Michigan Gives Families Several Ways to Transfer Vehicles

Unlike many other assets, Michigan has special rules that often allow vehicles to be transferred after death without probate.

For example, Michigan allows certain vehicles to be transferred to a surviving spouse or next of kin using a Secretary of State form called the Certification from the Heir to a Vehicle.

In many situations, this allows a family member to transfer title without opening a probate estate. There are value limitations and other requirements ($100,000 that is adjusted by cost of living from 2026 on (see statute here)), so it is important to confirm eligibility with the Secretary of State or your attorney.

Because of this rule, many families are surprised to learn that a vehicle titled in an individual’s name does not automatically mean probate will be required.

The question then becomes: “What happens if my next of kin is default?”  Is it simple? For example, to the spouse.

Or is it complicated? For example, to your 3 children and, if so, will they all agree and get along?

If complicated, you need to look at other options.

What About Transfer-on-Death Designations?

Michigan also allows transfer-on-death (TOD) beneficiary designations for vehicles.

For many people, this works very well.  On your passing, the vehicle can be transferred to the named beneficiary.

However, TOD designations can become less attractive when there are multiple beneficiaries.

If Mom wants her three children to inherit her motorhome equally, a TOD designation can create practical problems.

The Secretary of State can transfer title to the three children, but it can’t make them agree on who can use the RV, when it gets sold, or how the proceeds should be divided.

In situations involving multiple beneficiaries, a trust may provide much better instructions and flexibility.

Which Trust Should Own the Vehicle?

When spouses have separate trusts, the general rule is simple:

The vehicle should normally be owned by the trust of the person who owns the vehicle.

If the vehicle is owned by the husband, it would typically be transferred to the husband’s trust. If the vehicle is owned by the wife, it would typically be transferred to the wife’s trust.

The answer becomes more complicated when vehicles are jointly owned or when spouses intentionally keep certain assets separate.

This is one reason trust funding should be coordinated with the overall estate plan rather than handled one asset at a time.

What About Liability?

This is where I often give clients advice that surprises them.

Michigan recognizes both owner liability and operator liability in many vehicle accident situations.

As a result, we often recommend titling a vehicle in the name of the primary driver.

Why?

Suppose a husband is the primary driver and the vehicle is titled in his name alone.

If he causes an accident, he may be both the owner and the operator. In many situations, only one spouse is involved in the lawsuit.

Compare that to a situation where one spouse owns the vehicle and the other spouse is the primary driver. In that case, you may have an owner and an operator, potentially bringing both spouses into the claim.

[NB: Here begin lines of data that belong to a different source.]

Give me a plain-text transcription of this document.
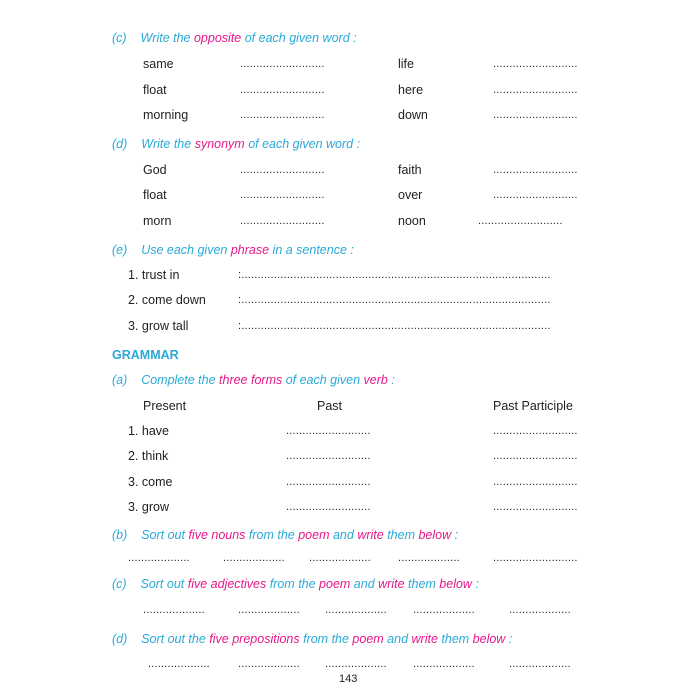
(c) Write the opposite of each given word :
same	..........................	life	..........................
float	..........................	here	..........................
morning	..........................	down	..........................
(d) Write the synonym of each given word :
God	..........................	faith	..........................
float	..........................	over	..........................
morn	..........................	noon	..........................
(e) Use each given phrase in a sentence :
1. trust in	:...............................................................................................
2. come down	:...............................................................................................
3. grow tall	:...............................................................................................
GRAMMAR
(a) Complete the three forms of each given verb :
Present	Past	Past Participle
1. have	..........................	..........................
2. think	..........................	..........................
3. come	..........................	..........................
3. grow	..........................	..........................
(b) Sort out five nouns from the poem and write them below :
...................	................... ................... ...................	..........................
(c) Sort out five adjectives from the poem and write them below :
...................	................... ................... ...................	...................
(d) Sort out the five prepositions from the poem and write them below :
...................	................... ................... ...................	...................
143
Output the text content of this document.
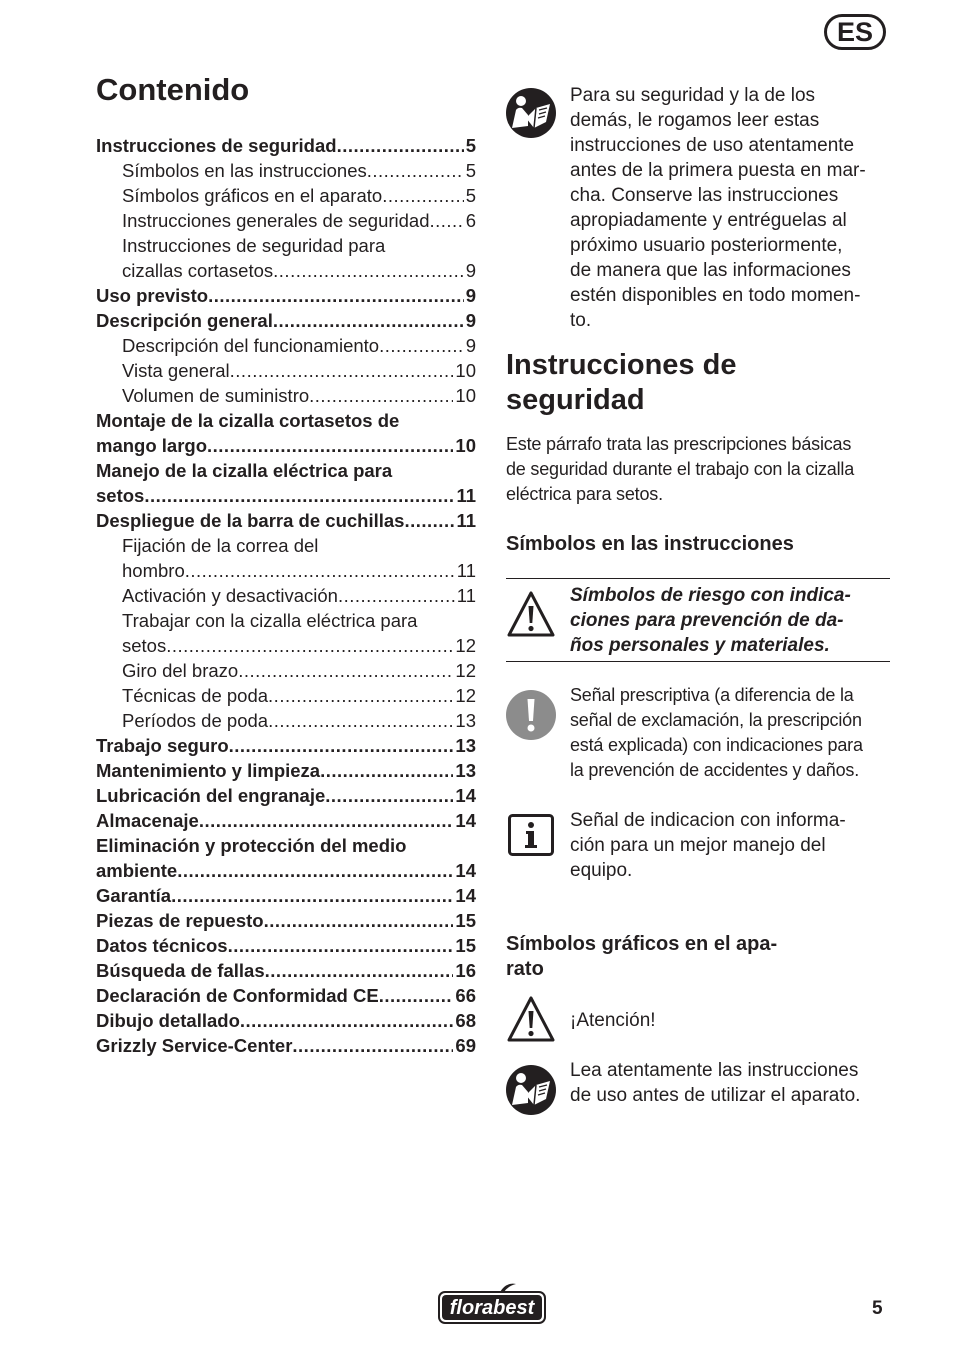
ES
Contenido
Instrucciones de seguridad .....	5
Símbolos en las instrucciones .....	5
Símbolos gráficos en el aparato .....	5
Instrucciones generales de seguridad ..... 6
Instrucciones de seguridad para
cizallas cortasetos .....	9
Uso previsto .....	9
Descripción general .....	9
Descripción del funcionamiento .....	9
Vista general .....	10
Volumen de suministro .....	10
Montaje de la cizalla cortasetos de
mango largo .....	10
Manejo de la cizalla eléctrica para
setos .....	11
Despliegue de la barra de cuchillas .....	11
Fijación de la correa del
hombro .....	11
Activación y desactivación .....	11
Trabajar con la cizalla eléctrica para
setos .....	12
Giro del brazo .....	12
Técnicas de poda .....	12
Períodos de poda .....	13
Trabajo seguro .....	13
Mantenimiento y limpieza .....	13
Lubricación del engranaje .....	14
Almacenaje .....	14
Eliminación y protección del medio
ambiente .....	14
Garantía .....	14
Piezas de repuesto .....	15
Datos técnicos .....	15
Búsqueda de fallas .....	16
Declaración de Conformidad CE .....	66
Dibujo detallado .....	68
Grizzly Service-Center .....	69
Para su seguridad y la de los
demás, le rogamos leer estas
instrucciones de uso atentamente
antes de la primera puesta en mar-
cha. Conserve las instrucciones
apropiadamente y entréguelas al
próximo usuario posteriormente,
de manera que las informaciones
estén disponibles en todo momen-
to.
Instrucciones de
seguridad
Este párrafo trata las prescripciones básicas
de seguridad durante el trabajo con la cizalla
eléctrica para setos.
Símbolos en las instrucciones
Símbolos de riesgo con indica-
ciones para prevención de da-
ños personales y materiales.
Señal prescriptiva (a diferencia de la
señal de exclamación, la prescripción
está explicada) con indicaciones para
la prevención de accidentes y daños.
Señal de indicacion con informa-
ción para un mejor manejo del
equipo.
Símbolos gráficos en el apa-
rato
¡Atención!
Lea atentamente las instrucciones
de uso antes de utilizar el aparato.
florabest	5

Every situation is different, and liability analysis can be fact-specific, but this is one reason we generally prefer titling a vehicle in the primary driver’s name.

More importantly, your first line of protection is usually not how the title is held. It is having adequate automobile insurance and an umbrella liability policy (which we almost always recommend because, for me, it helps me sleep better at night knowing that the billboard lawyers can’t get at my home or life savings).

What If We Do Put a Vehicle Into Our Trust?

A revocable living trust can own a vehicle.

In most situations, transferring a vehicle into your own revocable trust should not create a sales tax problem because you are not really selling the vehicle to someone else—you are simply changing the form of ownership. However, whenever a title transfer is involved, we recommend confirming the applicable Secretary of State requirements at the time of transfer.

If a vehicle is titled in your trust, there is another important step that is often overlooked:

Make sure your insurance company knows about the trust.

The trust should generally be listed with the insurance carrier as an additional insured or additional interest so that the ownership and insurance records match.

So What Do We Recommend?

For most families, the question is not:

“Should every vehicle be in my trust?”

The better question is:

“What is the easiest way to transfer this vehicle while keeping my overall estate plan coordinated?”

Sometimes that means using Michigan’s next-of-kin transfer rules.

Sometimes that means using a transfer-on-death designation.

Sometimes that means putting the vehicle into a trust.

And sometimes it means leaving the title exactly where it is.

The right answer depends on the vehicle, the family, and the goals of the estate plan.

A Final Thought

Estate planning works best when all the pieces fit together.

Your home, trusts, beneficiary designations, insurance coverage, powers of attorney, and vehicles all play a role.

The goal is not to force every asset into a trust.

The goal is to make things as simple as possible for the people you love when they need help the most.